WCRV (640 AM) is a broadcast radio station in the United States. Licensed to Collierville, Tennessee, the station broadcasts a Christian talk and teaching format to the Memphis metropolitan area with programming from the Bott Radio Network.

Founded as WPIP, the station first broadcast in 1966; its call sign changed to WMSO in 1971. Throughout the early 1970s, WPIP and WMSO had a country music format, before WMSO changed to gospel music in 1976. Bott Broadcasting purchased WMSO in 1986, then changed its call sign to the current WCRV.

==History==
===As WPIP and WMSO (1966–1986)===
Founded by the Piper Broadcasting Company, the station debuted on October 1, 1966, on the 1590 kHz frequency with call sign WPIP. Having granted a construction permit in 1963, the Federal Communications Commission officially licensed WPIP on December 12, 1966. Broadcasting with 500 watts of power, WPIP was licensed to broadcast only during daytime hours.

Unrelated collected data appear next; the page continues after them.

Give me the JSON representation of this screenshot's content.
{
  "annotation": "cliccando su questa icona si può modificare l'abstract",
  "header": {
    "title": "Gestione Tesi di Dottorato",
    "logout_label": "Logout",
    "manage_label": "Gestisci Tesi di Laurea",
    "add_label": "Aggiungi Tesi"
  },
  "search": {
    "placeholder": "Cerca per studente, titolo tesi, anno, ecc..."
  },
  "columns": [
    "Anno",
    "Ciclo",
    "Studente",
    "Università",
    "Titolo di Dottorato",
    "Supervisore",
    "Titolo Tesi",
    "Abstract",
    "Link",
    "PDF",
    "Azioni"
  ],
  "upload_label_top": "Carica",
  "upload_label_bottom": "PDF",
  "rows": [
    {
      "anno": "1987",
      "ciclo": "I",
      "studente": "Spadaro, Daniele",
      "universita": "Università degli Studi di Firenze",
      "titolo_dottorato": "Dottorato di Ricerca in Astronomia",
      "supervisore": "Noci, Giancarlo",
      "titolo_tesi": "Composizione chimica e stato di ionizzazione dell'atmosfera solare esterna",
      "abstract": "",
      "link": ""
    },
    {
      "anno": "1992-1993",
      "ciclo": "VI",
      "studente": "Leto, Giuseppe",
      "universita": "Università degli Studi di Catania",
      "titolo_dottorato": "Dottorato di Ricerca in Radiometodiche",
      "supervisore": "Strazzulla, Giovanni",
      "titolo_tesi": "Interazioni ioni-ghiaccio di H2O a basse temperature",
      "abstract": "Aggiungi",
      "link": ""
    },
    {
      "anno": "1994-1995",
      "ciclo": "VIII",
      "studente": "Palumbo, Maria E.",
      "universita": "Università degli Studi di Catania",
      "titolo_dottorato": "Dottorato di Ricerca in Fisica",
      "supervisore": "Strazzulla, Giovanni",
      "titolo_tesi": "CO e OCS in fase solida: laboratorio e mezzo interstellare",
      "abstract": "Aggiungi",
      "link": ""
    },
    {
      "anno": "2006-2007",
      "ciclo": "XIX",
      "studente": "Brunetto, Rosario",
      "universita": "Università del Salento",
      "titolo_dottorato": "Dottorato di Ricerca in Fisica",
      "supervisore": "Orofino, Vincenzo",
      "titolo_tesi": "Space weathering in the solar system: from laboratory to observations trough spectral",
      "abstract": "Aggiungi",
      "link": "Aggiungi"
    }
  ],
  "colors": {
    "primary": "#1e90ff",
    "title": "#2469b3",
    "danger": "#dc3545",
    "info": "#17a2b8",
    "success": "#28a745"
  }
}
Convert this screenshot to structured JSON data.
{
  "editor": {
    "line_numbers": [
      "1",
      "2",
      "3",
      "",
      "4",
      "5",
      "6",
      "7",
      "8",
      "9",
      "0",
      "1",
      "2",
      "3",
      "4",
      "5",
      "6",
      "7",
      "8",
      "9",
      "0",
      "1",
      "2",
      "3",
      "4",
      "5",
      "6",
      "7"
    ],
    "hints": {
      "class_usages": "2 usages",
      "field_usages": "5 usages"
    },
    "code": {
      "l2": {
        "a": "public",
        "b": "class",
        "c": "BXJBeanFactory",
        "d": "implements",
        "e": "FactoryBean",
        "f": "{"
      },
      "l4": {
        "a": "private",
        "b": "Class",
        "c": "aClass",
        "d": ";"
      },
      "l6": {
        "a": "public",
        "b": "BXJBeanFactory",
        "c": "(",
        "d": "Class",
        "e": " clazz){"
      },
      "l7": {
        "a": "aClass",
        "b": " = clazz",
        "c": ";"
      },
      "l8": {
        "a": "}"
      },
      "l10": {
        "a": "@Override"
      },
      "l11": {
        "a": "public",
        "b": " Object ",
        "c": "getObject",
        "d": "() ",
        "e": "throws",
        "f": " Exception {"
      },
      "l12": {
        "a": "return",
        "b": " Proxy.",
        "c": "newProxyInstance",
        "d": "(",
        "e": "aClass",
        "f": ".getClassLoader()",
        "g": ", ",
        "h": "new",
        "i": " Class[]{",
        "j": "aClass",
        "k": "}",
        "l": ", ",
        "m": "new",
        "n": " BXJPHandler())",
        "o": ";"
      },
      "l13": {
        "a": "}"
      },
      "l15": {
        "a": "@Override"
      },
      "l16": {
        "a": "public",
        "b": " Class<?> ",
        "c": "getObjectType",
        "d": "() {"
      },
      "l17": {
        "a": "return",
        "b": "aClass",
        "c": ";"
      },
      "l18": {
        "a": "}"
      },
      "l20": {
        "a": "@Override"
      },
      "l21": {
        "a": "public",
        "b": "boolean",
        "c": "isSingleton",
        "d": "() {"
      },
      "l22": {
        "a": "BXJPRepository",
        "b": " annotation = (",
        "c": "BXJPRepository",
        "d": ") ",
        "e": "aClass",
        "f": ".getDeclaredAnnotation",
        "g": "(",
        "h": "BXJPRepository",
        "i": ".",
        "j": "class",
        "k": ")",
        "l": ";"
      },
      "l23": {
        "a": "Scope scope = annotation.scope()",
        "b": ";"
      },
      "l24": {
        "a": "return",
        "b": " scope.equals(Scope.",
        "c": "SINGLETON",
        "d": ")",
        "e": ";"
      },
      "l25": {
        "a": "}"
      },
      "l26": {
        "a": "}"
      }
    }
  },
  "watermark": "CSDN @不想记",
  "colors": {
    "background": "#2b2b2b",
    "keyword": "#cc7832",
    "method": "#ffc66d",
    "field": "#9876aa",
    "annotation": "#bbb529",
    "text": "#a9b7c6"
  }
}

WPIP was the first radio station licensed to Collierville.

WPIP was purchased by Albert L. Crain for $55,000 in 1970. The FCC approved the broadcast license transfer on August 11. Under Crain, WPIP initially had a country music format.

In February 1971, WPIP became an affiliate of ABC's American Entertainment Network. Crain then changed the call sign from WPIP to WMSO effective October 26, 1971. Crain said WMSO was a reference to the Mid-South or "Memphis Sound". Memphis Press-Scimitar entertainment columnist Mary Ann Lee observed that WMSO's music playlist focused on "upper country music", such as Johnny Cash and Lynn Anderson.

By 1975, WMSO's format expanded to include R&B and gospel music. Crain changed the format to gospel music full time in January 1976, with an "All Christian Radio" brand.

Beginning May 6, 1981, WMSO moved from 1590 kHz to 640 kHz and increased broadcasting power to 1 kW.

===As WCRV (1986–present)===
After 15 years, Crain sold WMSO in 1986. Bott Broadcasting bought WMSO from Crain's company Victory Broadcasting for $600,000. Bott changed the call sign to the present WCRV on December 15, 1986. Following the call sign change was a power upgrade, 10 kW daytime and nighttime broadcasting for the first time, at 250 watts.

By 1995, WCRV upgraded its daytime broadcasting power to 50 kW and was described by The Commercial Appeal as "not only the most powerful AM station in Memphis but the most powerful Christian talk radio station in the nation."

In the summer 2002 Arbitron survey, WCRV ranked 20th out of 25 Memphis stations, with a 1.5 percent share.

==Technical information==
With a transmitter at Pleasant Hill and State Line roads in Olive Branch, Mississippi, less than a mile from the Tennessee border, WCRV broadcasts with 50 kilowatts during daytime hours and 480 watts at night. As AM 640 is a clear-channel frequency, non-class A AM stations on that frequency must reduce power at night. WCRV has two FM translators, 93.7 W229CT in Memphis, Tennessee, and 100.7 W264CO in Marion, Arkansas.